Hablar de la adicción al petróleo es una tontería. Ese país, como el nuestro, consume petróleo porque es una forma barata de producir la energía que sustenta una actividad social y económica florecientes. La conveniencia en el consumo de petróleo se basa en algo real: lo que nos da a cambio de lo que nos cuesta. Y es un buen negocio. Renunciar a algo que nos hace mucho bien es perfectamente absurdo, y confundir el consumo razonable y provechoso de un recurso con la adicción es una idiotez.
En estos momentos la demanda de petróleo crece a buen ritmo, sin que la capacidad de extracción y refino, que están en máximos, pueda seguirla. A consecuencia de ello, su precio está muy alto; notablemente por encima de los en torno a 20 dólares que ronda con un mercado ordenado. Los beneficios de las petroleras, muy altos, se destinan en ampliar la capacidad actual de producción, lo que se empezará a notar en un par de años. Si el precio del líquido negro se mantiene por encima de los 30 dólares de forma estable, comienza a ser rentable la explotación del aceite de esquisto bituminoso (oil shale), del que se pueden extraer en torno a un billón de barriles en el río Orinoco, y 1,8 billones en el río Athabasca. Las reservas de Arabia Saudita, para hacernos una idea, son de unos 0,26 billones. Es decir, que el petróleo va a seguir alimentando el desarrollo económico por muchas décadas.

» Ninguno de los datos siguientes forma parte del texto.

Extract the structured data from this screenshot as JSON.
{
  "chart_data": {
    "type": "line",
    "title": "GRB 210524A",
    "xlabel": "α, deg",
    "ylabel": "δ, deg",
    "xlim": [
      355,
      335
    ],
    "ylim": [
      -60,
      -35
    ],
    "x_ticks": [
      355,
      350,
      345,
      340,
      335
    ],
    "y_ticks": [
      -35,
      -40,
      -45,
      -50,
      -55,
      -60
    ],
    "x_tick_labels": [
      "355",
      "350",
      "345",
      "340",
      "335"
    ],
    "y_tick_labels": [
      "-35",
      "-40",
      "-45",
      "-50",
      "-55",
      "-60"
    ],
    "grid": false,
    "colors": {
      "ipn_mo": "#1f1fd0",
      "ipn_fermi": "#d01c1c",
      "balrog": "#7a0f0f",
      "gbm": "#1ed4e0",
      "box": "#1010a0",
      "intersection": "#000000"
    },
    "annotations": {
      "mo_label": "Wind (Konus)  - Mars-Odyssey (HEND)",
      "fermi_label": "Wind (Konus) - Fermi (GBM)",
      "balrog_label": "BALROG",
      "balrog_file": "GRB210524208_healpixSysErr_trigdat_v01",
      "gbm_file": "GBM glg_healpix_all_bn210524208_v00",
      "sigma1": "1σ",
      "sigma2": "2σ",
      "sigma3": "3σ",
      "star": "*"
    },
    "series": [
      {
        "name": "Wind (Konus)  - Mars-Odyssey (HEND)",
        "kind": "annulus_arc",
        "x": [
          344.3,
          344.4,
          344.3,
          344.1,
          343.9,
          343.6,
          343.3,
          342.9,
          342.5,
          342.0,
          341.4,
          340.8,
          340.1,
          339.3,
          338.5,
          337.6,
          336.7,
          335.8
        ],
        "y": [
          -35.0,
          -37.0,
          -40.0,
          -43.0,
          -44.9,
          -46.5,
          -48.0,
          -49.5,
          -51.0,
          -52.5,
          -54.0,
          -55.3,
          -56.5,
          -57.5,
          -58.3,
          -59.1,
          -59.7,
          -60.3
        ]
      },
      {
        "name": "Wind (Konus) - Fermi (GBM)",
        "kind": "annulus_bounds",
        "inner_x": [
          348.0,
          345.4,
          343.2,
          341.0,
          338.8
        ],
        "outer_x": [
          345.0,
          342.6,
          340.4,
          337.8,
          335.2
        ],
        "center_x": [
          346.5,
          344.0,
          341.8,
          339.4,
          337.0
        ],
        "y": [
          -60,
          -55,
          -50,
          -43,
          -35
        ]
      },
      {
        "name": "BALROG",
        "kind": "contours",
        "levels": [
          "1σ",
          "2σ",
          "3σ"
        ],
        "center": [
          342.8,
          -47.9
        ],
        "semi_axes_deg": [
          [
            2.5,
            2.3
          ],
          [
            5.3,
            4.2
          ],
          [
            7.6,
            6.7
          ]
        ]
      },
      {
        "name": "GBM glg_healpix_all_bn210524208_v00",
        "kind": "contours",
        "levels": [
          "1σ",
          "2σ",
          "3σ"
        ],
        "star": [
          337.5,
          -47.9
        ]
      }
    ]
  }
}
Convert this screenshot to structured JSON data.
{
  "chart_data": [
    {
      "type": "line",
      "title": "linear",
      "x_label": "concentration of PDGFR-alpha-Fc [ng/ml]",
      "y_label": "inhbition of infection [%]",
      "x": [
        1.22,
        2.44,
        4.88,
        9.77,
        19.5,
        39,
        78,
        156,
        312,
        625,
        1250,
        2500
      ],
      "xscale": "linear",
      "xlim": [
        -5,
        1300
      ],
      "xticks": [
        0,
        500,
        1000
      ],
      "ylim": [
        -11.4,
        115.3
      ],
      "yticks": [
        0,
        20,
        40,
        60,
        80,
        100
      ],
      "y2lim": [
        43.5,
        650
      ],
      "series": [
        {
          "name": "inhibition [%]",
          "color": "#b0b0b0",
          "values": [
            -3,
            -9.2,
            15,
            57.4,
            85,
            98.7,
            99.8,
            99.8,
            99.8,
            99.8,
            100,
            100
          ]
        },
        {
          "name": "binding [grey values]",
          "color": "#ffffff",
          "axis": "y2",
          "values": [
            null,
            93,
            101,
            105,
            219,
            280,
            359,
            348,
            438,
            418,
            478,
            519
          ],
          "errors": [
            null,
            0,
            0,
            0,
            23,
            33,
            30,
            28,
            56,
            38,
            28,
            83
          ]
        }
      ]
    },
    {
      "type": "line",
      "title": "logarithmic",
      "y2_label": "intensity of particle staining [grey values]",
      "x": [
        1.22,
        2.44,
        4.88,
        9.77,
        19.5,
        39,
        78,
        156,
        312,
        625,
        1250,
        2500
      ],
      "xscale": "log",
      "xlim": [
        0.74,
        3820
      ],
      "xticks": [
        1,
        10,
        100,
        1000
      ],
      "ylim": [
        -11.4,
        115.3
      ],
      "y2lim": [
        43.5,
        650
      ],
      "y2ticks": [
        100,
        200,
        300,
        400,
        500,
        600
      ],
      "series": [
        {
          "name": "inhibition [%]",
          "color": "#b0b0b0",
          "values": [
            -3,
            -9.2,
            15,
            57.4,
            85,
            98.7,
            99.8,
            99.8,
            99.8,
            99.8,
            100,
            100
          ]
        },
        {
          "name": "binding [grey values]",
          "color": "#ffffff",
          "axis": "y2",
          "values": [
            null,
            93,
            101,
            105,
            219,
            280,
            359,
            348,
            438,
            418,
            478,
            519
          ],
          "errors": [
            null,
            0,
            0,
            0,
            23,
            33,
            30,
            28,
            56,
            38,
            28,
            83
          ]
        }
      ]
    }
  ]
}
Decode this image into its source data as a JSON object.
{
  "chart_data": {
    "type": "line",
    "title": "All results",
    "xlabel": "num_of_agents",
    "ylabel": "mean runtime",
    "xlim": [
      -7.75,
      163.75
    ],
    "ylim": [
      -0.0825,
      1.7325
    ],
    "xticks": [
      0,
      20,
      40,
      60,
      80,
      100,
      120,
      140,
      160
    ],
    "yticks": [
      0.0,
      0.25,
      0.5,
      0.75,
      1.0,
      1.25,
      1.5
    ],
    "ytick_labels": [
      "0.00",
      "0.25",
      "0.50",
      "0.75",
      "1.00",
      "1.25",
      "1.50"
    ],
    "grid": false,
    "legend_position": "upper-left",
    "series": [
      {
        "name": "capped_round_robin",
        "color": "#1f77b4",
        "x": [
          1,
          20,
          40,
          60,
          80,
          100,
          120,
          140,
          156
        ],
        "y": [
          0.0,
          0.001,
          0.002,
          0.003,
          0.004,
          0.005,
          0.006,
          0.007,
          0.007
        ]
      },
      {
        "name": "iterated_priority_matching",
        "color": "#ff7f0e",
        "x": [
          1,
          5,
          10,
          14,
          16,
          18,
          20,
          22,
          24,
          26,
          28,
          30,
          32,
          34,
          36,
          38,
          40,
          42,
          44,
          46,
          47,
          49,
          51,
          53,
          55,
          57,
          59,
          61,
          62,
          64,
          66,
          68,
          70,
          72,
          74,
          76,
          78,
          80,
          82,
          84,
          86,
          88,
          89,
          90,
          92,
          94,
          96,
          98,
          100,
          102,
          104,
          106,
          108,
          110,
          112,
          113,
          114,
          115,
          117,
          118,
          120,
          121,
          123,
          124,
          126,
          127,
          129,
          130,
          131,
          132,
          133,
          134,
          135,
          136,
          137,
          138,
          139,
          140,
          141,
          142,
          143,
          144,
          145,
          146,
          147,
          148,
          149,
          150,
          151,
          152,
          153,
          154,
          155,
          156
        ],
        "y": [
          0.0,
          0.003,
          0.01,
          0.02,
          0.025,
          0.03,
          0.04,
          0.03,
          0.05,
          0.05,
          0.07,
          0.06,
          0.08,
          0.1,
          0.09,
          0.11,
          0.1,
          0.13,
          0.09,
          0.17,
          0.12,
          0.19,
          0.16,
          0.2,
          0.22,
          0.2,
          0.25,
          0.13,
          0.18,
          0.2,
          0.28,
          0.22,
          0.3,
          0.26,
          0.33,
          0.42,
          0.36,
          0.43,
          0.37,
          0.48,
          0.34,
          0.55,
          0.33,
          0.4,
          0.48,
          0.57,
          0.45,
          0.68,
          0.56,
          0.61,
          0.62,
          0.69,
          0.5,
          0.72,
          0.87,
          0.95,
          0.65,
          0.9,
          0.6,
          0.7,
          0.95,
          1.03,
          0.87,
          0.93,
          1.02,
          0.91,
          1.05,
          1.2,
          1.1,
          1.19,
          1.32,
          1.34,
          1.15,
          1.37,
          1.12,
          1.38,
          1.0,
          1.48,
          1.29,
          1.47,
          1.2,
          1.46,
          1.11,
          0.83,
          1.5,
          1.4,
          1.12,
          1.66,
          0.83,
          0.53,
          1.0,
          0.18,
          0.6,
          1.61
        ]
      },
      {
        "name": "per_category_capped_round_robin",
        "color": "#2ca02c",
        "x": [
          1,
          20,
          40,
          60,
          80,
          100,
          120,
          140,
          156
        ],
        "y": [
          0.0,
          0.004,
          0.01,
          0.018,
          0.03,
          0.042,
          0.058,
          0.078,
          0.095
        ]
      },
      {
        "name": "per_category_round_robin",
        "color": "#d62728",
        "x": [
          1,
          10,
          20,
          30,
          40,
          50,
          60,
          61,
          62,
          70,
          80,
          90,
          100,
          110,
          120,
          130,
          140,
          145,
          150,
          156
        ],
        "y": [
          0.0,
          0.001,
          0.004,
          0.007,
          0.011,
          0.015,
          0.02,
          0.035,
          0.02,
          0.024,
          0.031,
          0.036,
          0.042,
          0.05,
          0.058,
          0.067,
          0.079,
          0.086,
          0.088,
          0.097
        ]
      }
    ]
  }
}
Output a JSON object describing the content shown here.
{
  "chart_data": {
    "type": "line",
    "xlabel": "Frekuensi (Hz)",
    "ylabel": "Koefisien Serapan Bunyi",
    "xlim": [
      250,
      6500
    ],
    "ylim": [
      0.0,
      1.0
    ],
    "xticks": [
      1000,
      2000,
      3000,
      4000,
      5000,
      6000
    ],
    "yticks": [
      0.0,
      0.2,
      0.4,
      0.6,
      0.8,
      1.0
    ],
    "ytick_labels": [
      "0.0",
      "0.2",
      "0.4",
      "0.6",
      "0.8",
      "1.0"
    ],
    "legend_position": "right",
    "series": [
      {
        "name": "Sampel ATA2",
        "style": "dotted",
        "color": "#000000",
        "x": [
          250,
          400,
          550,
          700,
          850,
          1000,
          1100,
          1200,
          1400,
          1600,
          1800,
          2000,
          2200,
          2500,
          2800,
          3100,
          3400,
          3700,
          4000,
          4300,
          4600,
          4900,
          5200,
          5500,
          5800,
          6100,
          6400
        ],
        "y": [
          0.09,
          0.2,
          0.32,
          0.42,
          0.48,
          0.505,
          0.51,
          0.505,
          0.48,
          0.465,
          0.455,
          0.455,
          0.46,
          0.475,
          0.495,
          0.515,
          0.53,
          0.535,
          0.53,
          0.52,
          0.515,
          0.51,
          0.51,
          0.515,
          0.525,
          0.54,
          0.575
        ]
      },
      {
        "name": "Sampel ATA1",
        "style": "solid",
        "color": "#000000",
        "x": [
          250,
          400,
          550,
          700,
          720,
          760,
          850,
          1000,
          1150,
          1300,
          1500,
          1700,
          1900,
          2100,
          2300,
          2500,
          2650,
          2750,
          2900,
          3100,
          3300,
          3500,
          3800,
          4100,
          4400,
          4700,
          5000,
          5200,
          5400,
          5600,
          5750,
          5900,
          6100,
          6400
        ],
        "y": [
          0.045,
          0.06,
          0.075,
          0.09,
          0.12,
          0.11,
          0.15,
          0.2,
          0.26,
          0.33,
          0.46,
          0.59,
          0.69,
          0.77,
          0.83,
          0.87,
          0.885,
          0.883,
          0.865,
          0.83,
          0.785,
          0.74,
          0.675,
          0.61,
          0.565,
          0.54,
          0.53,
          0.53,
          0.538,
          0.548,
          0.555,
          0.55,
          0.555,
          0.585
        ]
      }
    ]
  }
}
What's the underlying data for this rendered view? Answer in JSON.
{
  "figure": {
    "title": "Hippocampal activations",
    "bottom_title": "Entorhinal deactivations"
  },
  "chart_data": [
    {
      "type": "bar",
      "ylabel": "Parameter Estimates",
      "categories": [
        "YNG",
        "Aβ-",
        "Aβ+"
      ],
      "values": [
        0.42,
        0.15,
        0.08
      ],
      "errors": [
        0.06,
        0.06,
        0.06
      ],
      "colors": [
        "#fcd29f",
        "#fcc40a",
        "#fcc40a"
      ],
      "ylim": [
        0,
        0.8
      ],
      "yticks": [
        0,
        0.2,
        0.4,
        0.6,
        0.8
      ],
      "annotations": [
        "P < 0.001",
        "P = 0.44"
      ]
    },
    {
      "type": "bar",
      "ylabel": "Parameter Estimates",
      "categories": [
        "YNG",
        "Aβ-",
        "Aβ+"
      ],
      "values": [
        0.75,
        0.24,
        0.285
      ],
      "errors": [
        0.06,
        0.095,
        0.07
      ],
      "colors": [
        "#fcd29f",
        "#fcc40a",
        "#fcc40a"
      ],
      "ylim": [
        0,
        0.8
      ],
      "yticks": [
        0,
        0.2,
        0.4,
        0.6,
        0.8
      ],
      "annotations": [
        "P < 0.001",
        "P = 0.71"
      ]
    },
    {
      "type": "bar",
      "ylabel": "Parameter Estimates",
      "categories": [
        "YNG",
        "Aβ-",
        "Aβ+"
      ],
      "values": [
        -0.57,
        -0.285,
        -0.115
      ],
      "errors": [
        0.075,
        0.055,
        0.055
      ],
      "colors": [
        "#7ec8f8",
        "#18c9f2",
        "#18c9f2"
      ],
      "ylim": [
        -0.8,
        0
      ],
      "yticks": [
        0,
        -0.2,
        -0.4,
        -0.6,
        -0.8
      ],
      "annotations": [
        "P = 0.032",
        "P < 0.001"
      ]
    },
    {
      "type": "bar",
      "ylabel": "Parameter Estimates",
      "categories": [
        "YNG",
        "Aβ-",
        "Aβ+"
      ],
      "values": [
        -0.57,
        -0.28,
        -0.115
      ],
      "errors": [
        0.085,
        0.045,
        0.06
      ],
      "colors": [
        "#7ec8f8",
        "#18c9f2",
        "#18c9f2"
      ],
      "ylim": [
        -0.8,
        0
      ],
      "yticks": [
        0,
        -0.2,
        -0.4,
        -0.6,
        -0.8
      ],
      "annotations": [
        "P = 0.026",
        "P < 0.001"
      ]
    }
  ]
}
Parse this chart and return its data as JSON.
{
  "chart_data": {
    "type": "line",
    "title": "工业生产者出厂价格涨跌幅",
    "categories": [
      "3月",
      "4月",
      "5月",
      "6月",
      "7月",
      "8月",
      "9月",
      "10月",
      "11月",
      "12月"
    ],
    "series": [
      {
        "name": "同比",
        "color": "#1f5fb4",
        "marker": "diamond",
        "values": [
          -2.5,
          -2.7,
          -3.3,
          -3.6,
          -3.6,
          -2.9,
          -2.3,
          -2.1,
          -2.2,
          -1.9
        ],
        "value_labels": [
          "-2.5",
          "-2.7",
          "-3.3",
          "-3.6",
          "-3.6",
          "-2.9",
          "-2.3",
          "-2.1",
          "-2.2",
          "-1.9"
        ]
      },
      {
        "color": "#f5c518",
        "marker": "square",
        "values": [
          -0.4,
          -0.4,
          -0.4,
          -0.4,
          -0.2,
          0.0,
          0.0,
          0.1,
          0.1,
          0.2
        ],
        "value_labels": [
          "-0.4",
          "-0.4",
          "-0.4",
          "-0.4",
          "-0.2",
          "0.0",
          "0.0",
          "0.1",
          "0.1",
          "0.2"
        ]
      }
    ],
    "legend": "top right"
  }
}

Y entre tanto, las energías renovables van a tener que esperar, mientras sigan siendo tan caras y escasas. En el caso de los Estados Unidos, recordaba recientemente un editorial del Wall Street Journal, las energías renovables aportan el 3,3 por ciento del consumo energético de ese país. Y porque están subvencionadas. Si las renovables van a jugar algún papel en el empeño económico tendrán que hacerlo en el mismo terreno que las otras fuentes energéticas: sirviendo eficazmente a los ciudadanos a un precio razonable. Es decir, tendrán que ganarse la condena de los ecologistas. Si no, es mejor que queden como un recurso de novelas de ciencia ficción.